Sevgi ve hoşgörünün simgesi olan Mevlana'yı andığımız bir ayda sevgisizlik ve nefret tohumlarının sebep olduğu acı olayları yaşamamız ne yaman çelişkidir!
Evet laik cumhuriyetimize göz dikmiş dinci terör odaklarının hedefindeki pırıl pırıl bir tarih insanından Hablemitoğlu'ndan bahsediyorum.
Hablemitoğlu 22 yıl önce uyararak dikkat çektiği feto vb. Odaklar, 14 yıl sonra hain emellerini gerçekleştirmek istemişlerdir. Aydın görüşlü Atatürkçü ordu mensuplarımızca bu saldırı ve kalkışma bertaraf edilmiş, hevesleri şükür ki kursaklarında bırakılmıştır.
Ders çıkarılmış mıdır? Diye sorarsanız, maalesef kocaman bir HAYIR cevabını vereceğim sizlere. Sadece bu dinci terör odaklarının ismi değişmiş; laik, demokratik, cumhuriyet rejimimize yönelik riskler halen devam etmektedir.
Ayrıca çevre komşularımızdaki yeni emperyalist güçlerin proje ve planlarının gösterime girdiği şu günlerde güzelim ülkemizi büyük tehlikeler de beklemektedir.
Bu sebeplerle milletçe birbirimize daha çok kenetlenerek ülkemizi korumalıyız diye düşünüyorum.
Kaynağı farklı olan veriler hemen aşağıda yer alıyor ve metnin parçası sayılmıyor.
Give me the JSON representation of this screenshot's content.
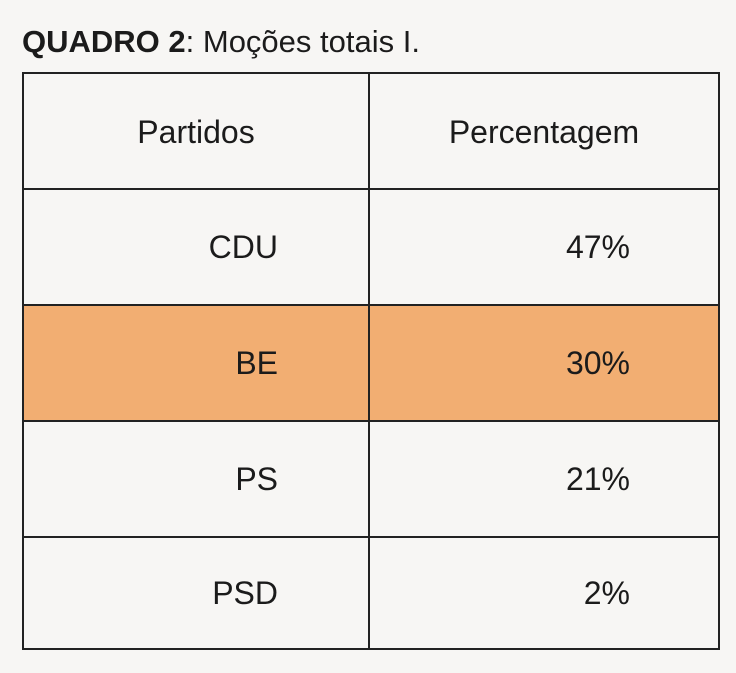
{
  "caption": {
    "label": "QUADRO 2",
    "text": ": Moções totais I."
  },
  "table": {
    "headers": [
      "Partidos",
      "Percentagem"
    ],
    "rows": [
      {
        "party": "CDU",
        "percent": "47%"
      },
      {
        "party": "BE",
        "percent": "30%",
        "highlighted": true
      },
      {
        "party": "PS",
        "percent": "21%"
      },
      {
        "party": "PSD",
        "percent": "2%"
      }
    ],
    "highlight_color": "#f2ae72"
  }
}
Riskli politikalara karşı dikkatli hareket etmeliyiz . Hoşgörü ve insan haklarının, demokrasinin değerinin bilinip bu değerlere dört elle sarilmamiz gereken en önemli zamanlardan geçiyoruz.
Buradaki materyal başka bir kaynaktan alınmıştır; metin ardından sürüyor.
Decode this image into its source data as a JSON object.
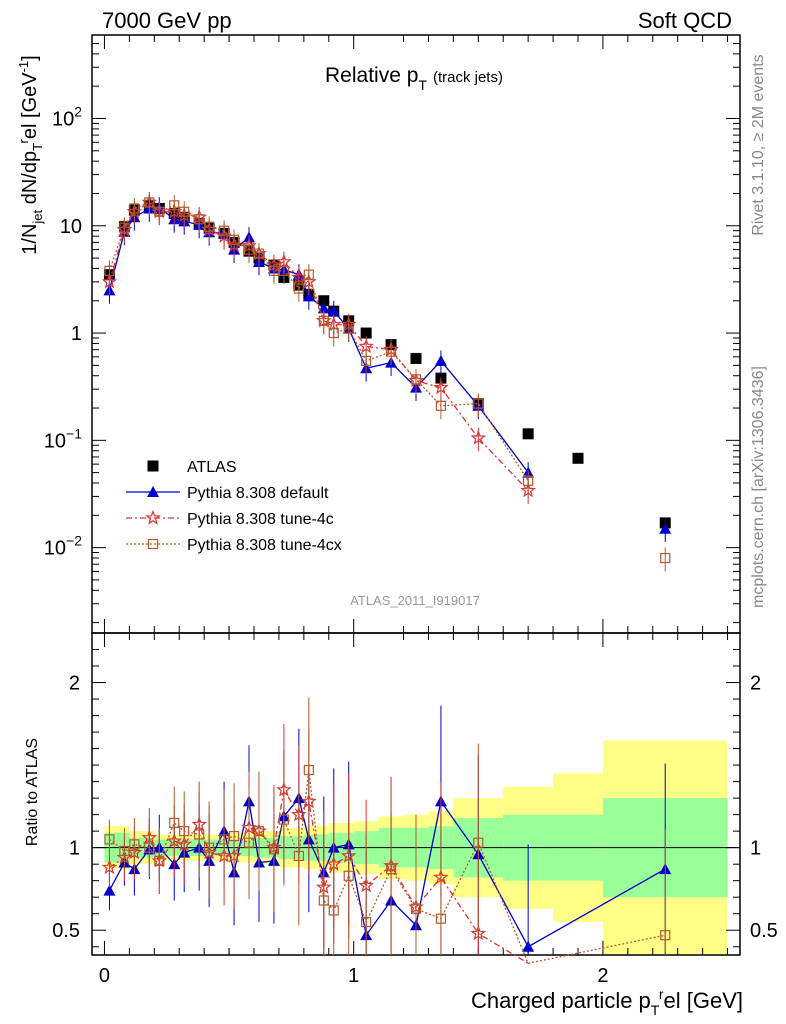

Gecmişimizdeki katliam ve acılarımızdan dersler çıkarmalı,dikkatle etrafımızı izleyerek tedbirler almalıyız.
Neyden mi bahsediyorum? Sadece Türkiye Tarihinin değil, Dünya Tarihinin de sayfalarında kara bir leke olan; telafisi mümkün olmayan acıların yaşandığı MARAŞ KATLİAMLAR'ından... Evet işte bu acılardan bahsediyorum.
Eğitimsiz toplumlar galeyana çabuk gelir. Bir de o toplumun sinir uçları olan manevi değerler bahane edilerek kışkırtıldığında -tabirimi lütfen maruz görünüz- ancak yamyamların yapacağı gibi çocuklar kazanlarda pişirilerek katledilir!
Hamile kadınlar vahşi ilkel toplumlardaki gibi karnı deşilerek bebekleriyle öldürülür .
KAHROLSUN YAPAN ve YAPTİRANLAR.
Dilerim, bir daha ülkemizde bu tarz acılar yaşamayız.
Her türlü fiziksel engeller aşılır. Ama kara kalplerdeki kötü emeller ve beyinlerdeki tehlikeli düşünce engellerini aşmak çok zordur.
Mevlana mezarından kalkıp gelse tüm demokrasi ve insan hakları aktivistleri gelse bu engeller aşılır mi? Bilmem!
Bu engelleri aşmak için topyekûn emperyalizme, faşizme ve her türlü mandacılığa, Sevr benzeri tuzaklara savaş açmalıyız.
Bu savaş; eğitimle, öğretimle, sevgiyle, hoşgörüyle ve demokratik laik Türkiye Cumhuriyeti'nin fabrika ayarlarına dönüşü ile, ancak ve ancak bu değerlere sıkı sıkıya bağlı kalarak mümkündür.
Yaratılanı yaratandan ötürü severiz. Komşusu açken tok yatan, bizden değildir. İyiler iyidir.
Dini, dili, mezhebi, meşrebi ne olursa olsun insan olmaktan geçiyor bütün çözümler...
İnsan olmadıktan, insani duyguları harekete gecirmedikten sonra, hayvani ve vahşi duygulara teslim olmak vahşi kapitalizme hizmet etmektir. "Yaşını büyütüp asılan" ERDAL EREN' e selam olsun .Erdal Eren gibileri asan zihniyetler KAHROLSUN.
SEVGİ, HOŞGÖRÜ, İNSANCA YAŞAMAK varken bu savaşlar bu katliamlar acılar NEDEN!
Barışın sevginin hakim olduğu güzel günlere göreceğiz ÇOCUKLAR.